Create a new outer list.
Copy the references to elements into that new list.
The elements themselves (e.g. integers, inner lists) are not duplicated.

Whether changes “leak” between original and copy depends on mutability and structure of the elements.

Case 1: flat list of immutables (e.g. `list[int]`)

a: list[int] = [1, 2, 3]
b: list[int] = a.copy()     # shallow copy (new outer list)

b.append(4)                 # mutate b's outer list
b[0] = 99                   # rebind b's slot to a new int

# a == [1, 2, 3]
# b == [99, 2, 3, 4]

No changes leak back to a because:

The outer lists are different objects.
Integers are immutable. We cannot mutate “the int 1”; we can only rebind a slot to a different integer.
Rebinding a slot in b does not affect the corresponding slot in a, since they are different outer lists.
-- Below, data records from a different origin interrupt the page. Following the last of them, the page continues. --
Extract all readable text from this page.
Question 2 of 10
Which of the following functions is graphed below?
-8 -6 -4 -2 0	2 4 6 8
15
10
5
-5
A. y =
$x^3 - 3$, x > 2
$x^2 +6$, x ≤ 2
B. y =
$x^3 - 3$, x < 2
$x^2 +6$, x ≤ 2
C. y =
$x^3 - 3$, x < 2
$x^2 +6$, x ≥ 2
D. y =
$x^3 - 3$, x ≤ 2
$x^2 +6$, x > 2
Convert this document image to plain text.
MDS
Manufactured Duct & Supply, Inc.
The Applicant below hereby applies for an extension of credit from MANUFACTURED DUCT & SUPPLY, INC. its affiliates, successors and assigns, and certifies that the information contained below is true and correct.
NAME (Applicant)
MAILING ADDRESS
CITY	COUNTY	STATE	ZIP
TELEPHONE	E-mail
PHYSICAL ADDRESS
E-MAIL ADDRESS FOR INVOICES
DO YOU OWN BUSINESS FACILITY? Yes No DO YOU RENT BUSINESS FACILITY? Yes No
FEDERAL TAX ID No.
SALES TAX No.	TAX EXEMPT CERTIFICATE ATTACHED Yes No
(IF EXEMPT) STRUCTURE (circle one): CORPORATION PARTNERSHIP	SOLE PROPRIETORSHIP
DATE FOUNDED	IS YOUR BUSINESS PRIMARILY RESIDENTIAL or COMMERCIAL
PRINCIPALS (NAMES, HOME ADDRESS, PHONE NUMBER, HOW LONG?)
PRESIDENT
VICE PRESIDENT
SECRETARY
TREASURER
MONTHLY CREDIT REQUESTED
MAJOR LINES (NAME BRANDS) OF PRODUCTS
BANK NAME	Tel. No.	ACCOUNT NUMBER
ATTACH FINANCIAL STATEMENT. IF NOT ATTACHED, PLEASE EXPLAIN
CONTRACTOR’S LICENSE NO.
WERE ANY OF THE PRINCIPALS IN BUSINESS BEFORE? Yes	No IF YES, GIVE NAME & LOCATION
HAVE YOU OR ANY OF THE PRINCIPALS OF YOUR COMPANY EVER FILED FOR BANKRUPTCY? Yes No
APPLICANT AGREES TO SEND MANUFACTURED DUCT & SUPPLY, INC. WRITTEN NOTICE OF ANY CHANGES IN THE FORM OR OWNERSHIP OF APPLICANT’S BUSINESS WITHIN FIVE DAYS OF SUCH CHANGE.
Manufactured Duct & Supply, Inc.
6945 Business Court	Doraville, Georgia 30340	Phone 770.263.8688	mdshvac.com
Case 2: nested list (e.g. `list[list[int]]`)

m1: list[list[int]] = [[0, 0], [0, 0]]
m2: list[list[int]] = m1.copy()   # shallow copy

m2[0][0] = 9                      # mutate the inner list object

# m1 == [[9, 0], [0, 0]]
# m2 == [[9, 0], [0, 0]]

Here changes do leak:

The outer lists m1 and m2 are different.
But each element is itself a list, which is mutable.
Because the copy is shallow, both m1[0] and m2[0] refer to the same inner list object.
Mutating m2[0][0] mutates that shared inner list, so m1 sees it.
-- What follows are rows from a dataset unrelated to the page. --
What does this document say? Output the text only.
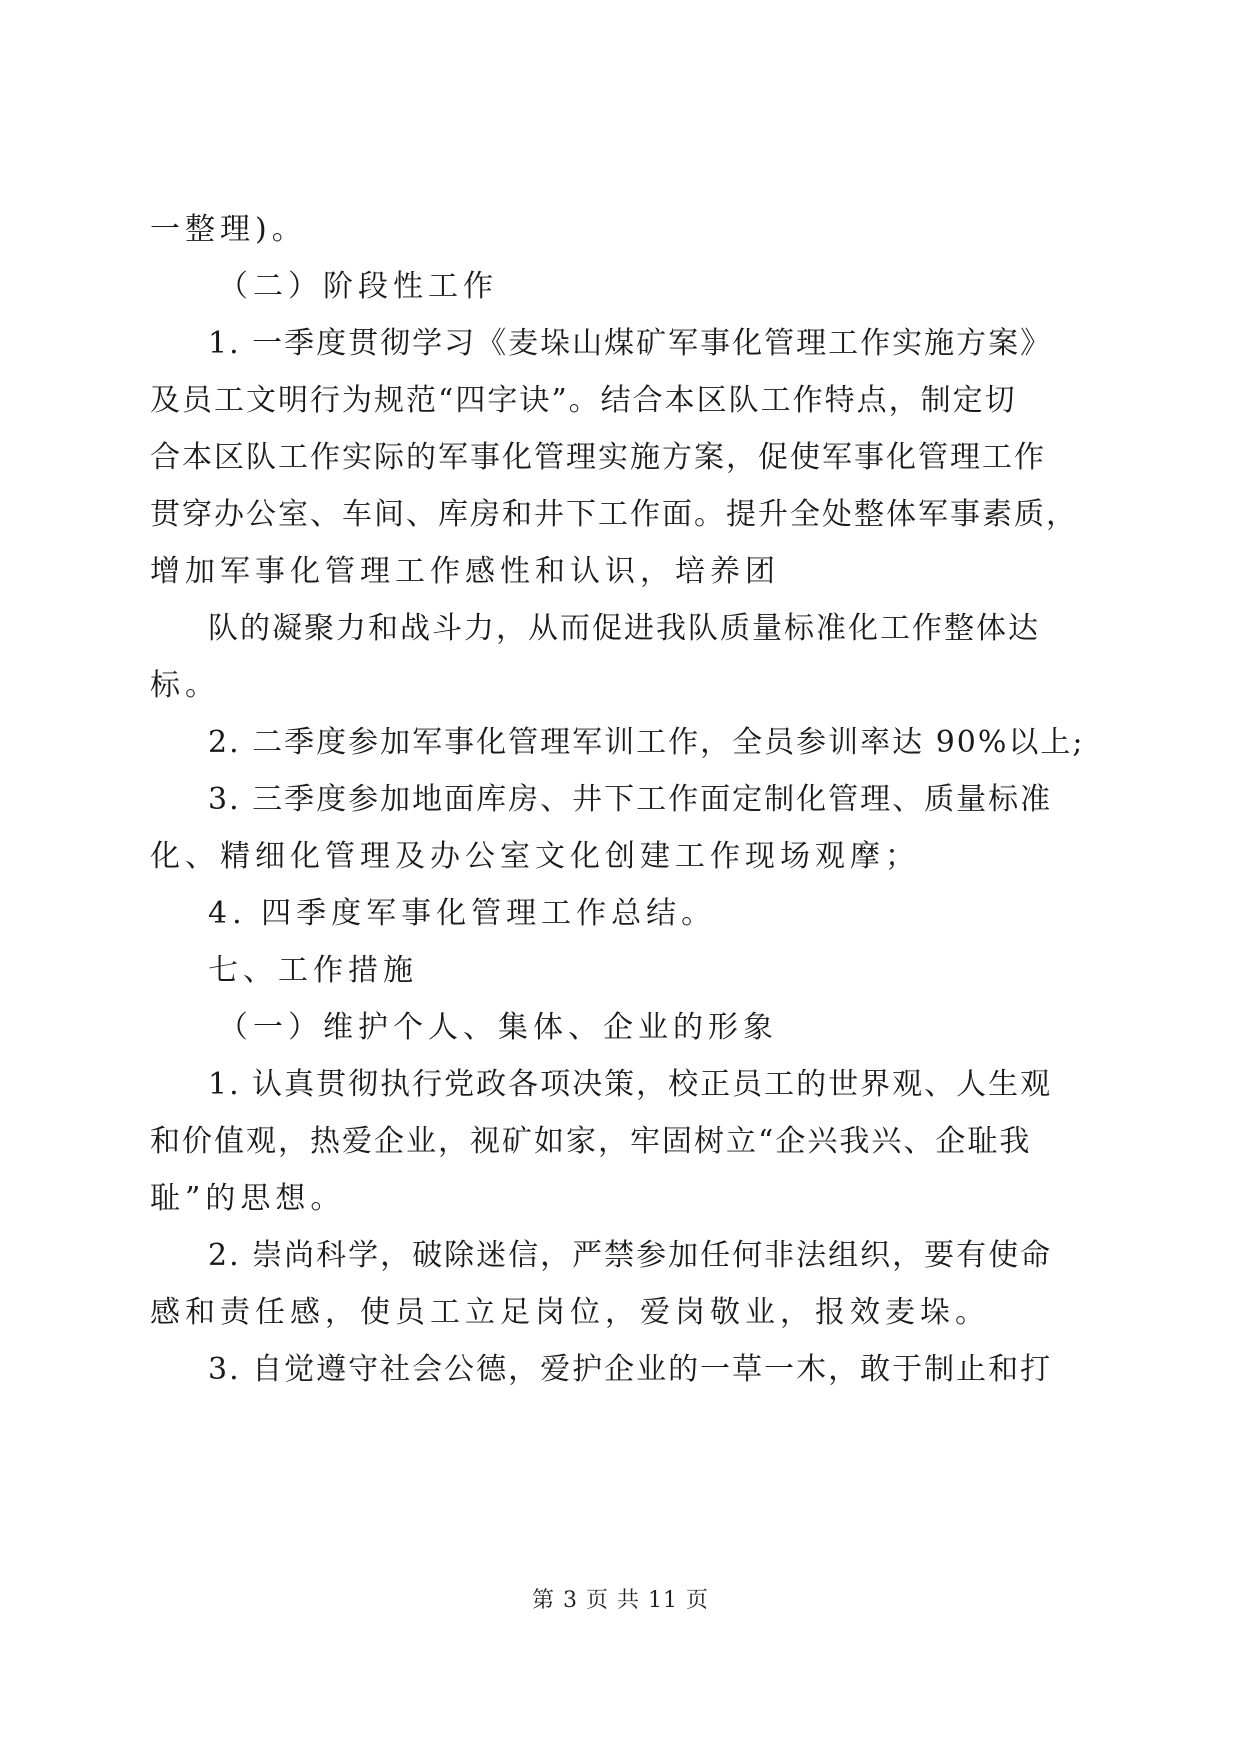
一整理)。

（二）阶段性工作

1. 一季度贯彻学习《麦垛山煤矿军事化管理工作实施方案》

及员工文明行为规范“四字诀”。结合本区队工作特点，制定切

合本区队工作实际的军事化管理实施方案，促使军事化管理工作

贯穿办公室、车间、库房和井下工作面。提升全处整体军事素质，

增加军事化管理工作感性和认识，培养团

队的凝聚力和战斗力，从而促进我队质量标准化工作整体达

标。

2. 二季度参加军事化管理军训工作，全员参训率达 90%以上;

3. 三季度参加地面库房、井下工作面定制化管理、质量标准

化、精细化管理及办公室文化创建工作现场观摩；

4. 四季度军事化管理工作总结。

七、工作措施

（一）维护个人、集体、企业的形象

1. 认真贯彻执行党政各项决策，校正员工的世界观、人生观

和价值观，热爱企业，视矿如家，牢固树立“企兴我兴、企耻我

耻”的思想。

2. 崇尚科学，破除迷信，严禁参加任何非法组织，要有使命

感和责任感，使员工立足岗位，爱岗敬业，报效麦垛。

3. 自觉遵守社会公德，爱护企业的一草一木，敢于制止和打

第 3 页 共 11 页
If we instead change only the outer structure:

m2.append([1, 1])                 # add a new inner list to m2 only

# m1 == [[9, 0], [0, 0]]
# m2 == [[9, 0], [0, 0], [1, 1]]

Appending affects the outer list object (which is not shared), so m1 remains unchanged.

Rules of thumb for copying

.copy(), list(a), and a[:] all perform a shallow copy.
Shallow copy is usually fine for:
- Flat lists of immutable values (int, str, tuple, etc.).
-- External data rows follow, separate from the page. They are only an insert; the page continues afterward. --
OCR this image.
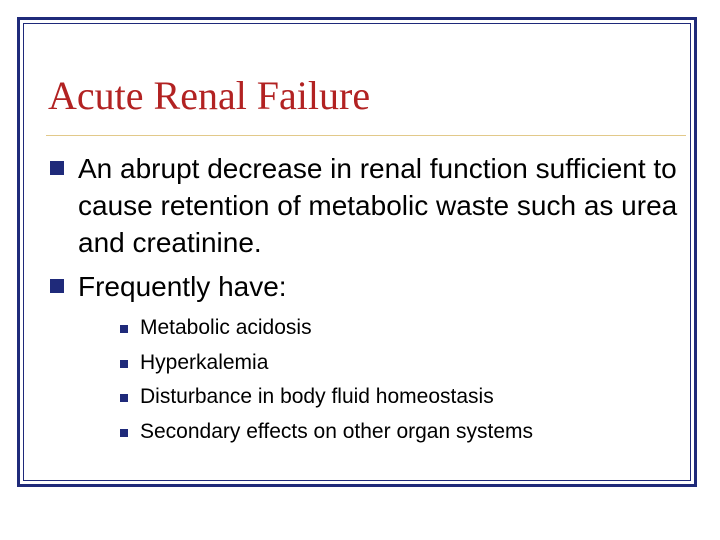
Acute Renal Failure
An abrupt decrease in renal function sufficient to cause retention of metabolic waste such as urea and creatinine.
Frequently have:
Metabolic acidosis
Hyperkalemia
Disturbance in body fluid homeostasis
Secondary effects on other organ systems
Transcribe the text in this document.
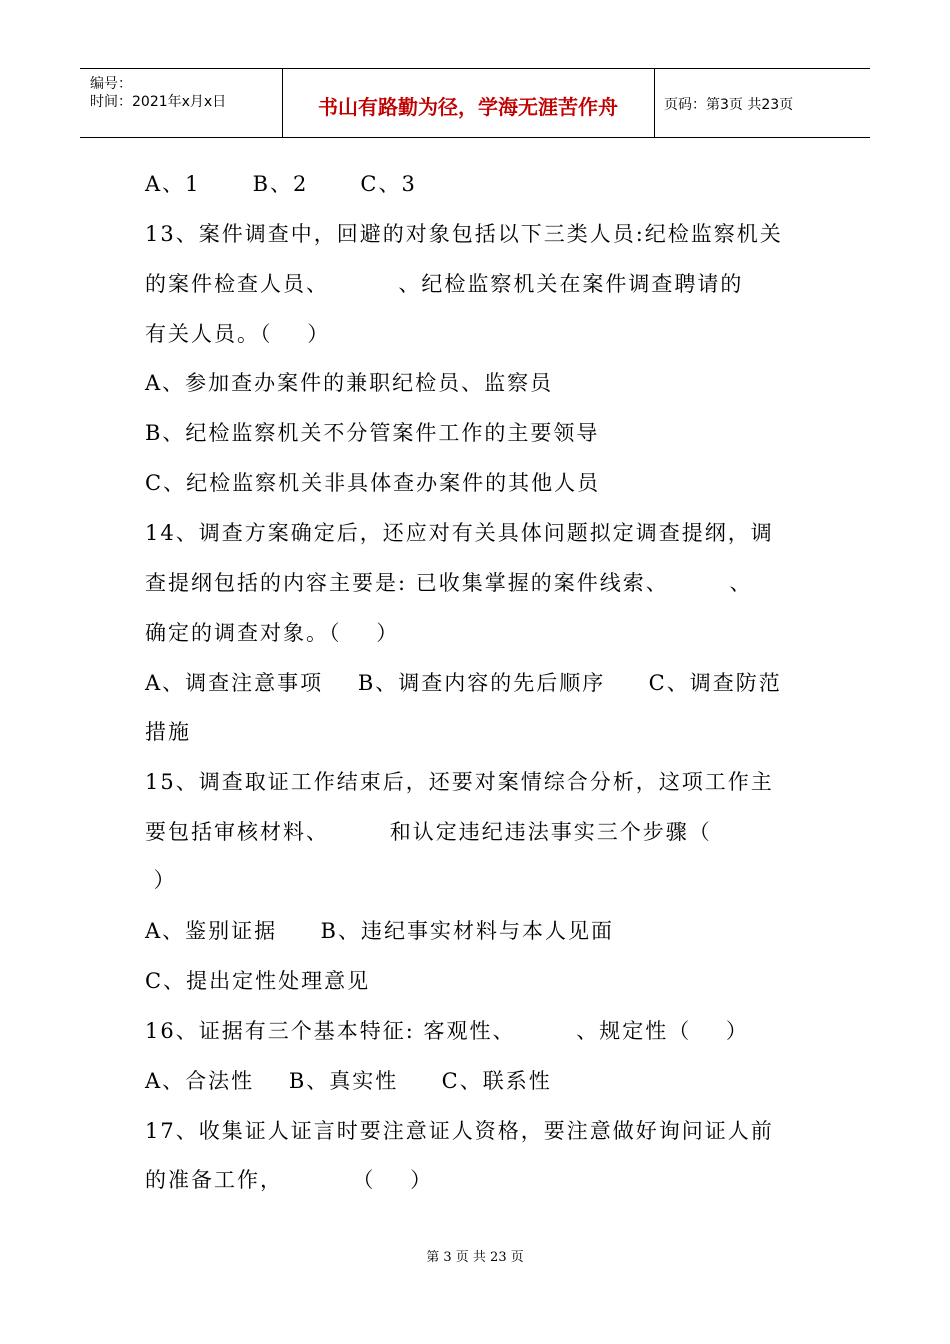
编号：
时间：2021年x月x日	书山有路勤为径，学海无涯苦作舟	页码：第3页 共23页
A、1      B、2      C、3
13、案件调查中，回避的对象包括以下三类人员:纪检监察机关
的案件检查人员、        、纪检监察机关在案件调查聘请的
有关人员。（    ）
A、参加查办案件的兼职纪检员、监察员
B、纪检监察机关不分管案件工作的主要领导
C、纪检监察机关非具体查办案件的其他人员
14、调查方案确定后，还应对有关具体问题拟定调查提纲，调
查提纲包括的内容主要是: 已收集掌握的案件线索、       、
确定的调查对象。（    ）
A、调查注意事项    B、调查内容的先后顺序     C、调查防范
措施
15、调查取证工作结束后，还要对案情综合分析，这项工作主
要包括审核材料、       和认定违纪违法事实三个步骤（
）
A、鉴别证据     B、违纪事实材料与本人见面
C、提出定性处理意见
16、证据有三个基本特征: 客观性、       、规定性（    ）
A、合法性    B、真实性     C、联系性
17、收集证人证言时要注意证人资格，要注意做好询问证人前
的准备工作，        （    ）
第 3 页 共 23 页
For nested or mutable contents:

A shallow copy shares inner objects.

To obtain a fully independent 2D list, we can write:

1 2	m1: list[list[int]] = [[0, 0], [0, 0]] m2: list[list[int]] = [row.copy() for row in m1]

For arbitrary nested structures, we can use copy.deepcopy:

import copy

m1 = [[0, 0], [0, 0]]
m3 = copy.deepcopy(m1)      # full independent copy
m3[0][0] = 9

# m1 == [[0, 0], [0, 0]]
# m3 == [[9, 0], [0, 0]]

The apparent “different results” between b = a.copy() and m2 = m1.copy() come from the shape and mutability of the data inside the lists, not from the .copy() method itself: both calls perform shallow copies by design.

Mutable default arguments

Default argument values are evaluated once, when the function is defined, and then reused. Using a mutable default such as [] creates a single shared object.

1
2
3

def bad(acc: list[int] = []):        # shared list across calls
    acc.append(1)
    return acc

Correct pattern:

def good(acc: list[int] | None = None) -> list[int]:
    if acc is None:
        acc = []
    acc.append(1)
    return acc

Here we use None as a sentinel and allocate a fresh list when needed.

List multiplication with inner lists

Using * with a list duplicates references, not inner objects.

grid = [[0] * 3] * 3      # three references to the SAME inner list
grid[0][0] = 9

# All rows share the change:
# grid == [[9, 0, 0],
#          [9, 0, 0],
#          [9, 0, 0]]

Correct pattern for a proper 2D grid:

1	grid2 = [[0] * 3 for _ in range(3)] # distinct inner lists

Each iteration in the comprehension creates a new inner list, so rows are independent.

Summary

Python variables hold references to objects on the heap, not raw values.
Assignment copies references, so aliasing is common and often intentional.
Python uses call-by-sharing for function calls: parameters refer to the same objects as the caller’s variables.
Identity (is) and equality (==) are distinct; None checks use is.
.copy() performs a shallow copy: the outer container is new, but element references are reused.
- This is safe for flat lists of immutables.
- For nested or mutable contents, shallow copies share inner objects, which can lead to surprising interactions.
Typical bugs arise from unintentionally shared references: mutable defaults, list multiplication, and shallow copies of nested structures.

With this mental model, we can reason more systematically about lists, dictionaries, linked lists, trees, and other data structures in Python, especially in algorithmic and LeetCode-style problems.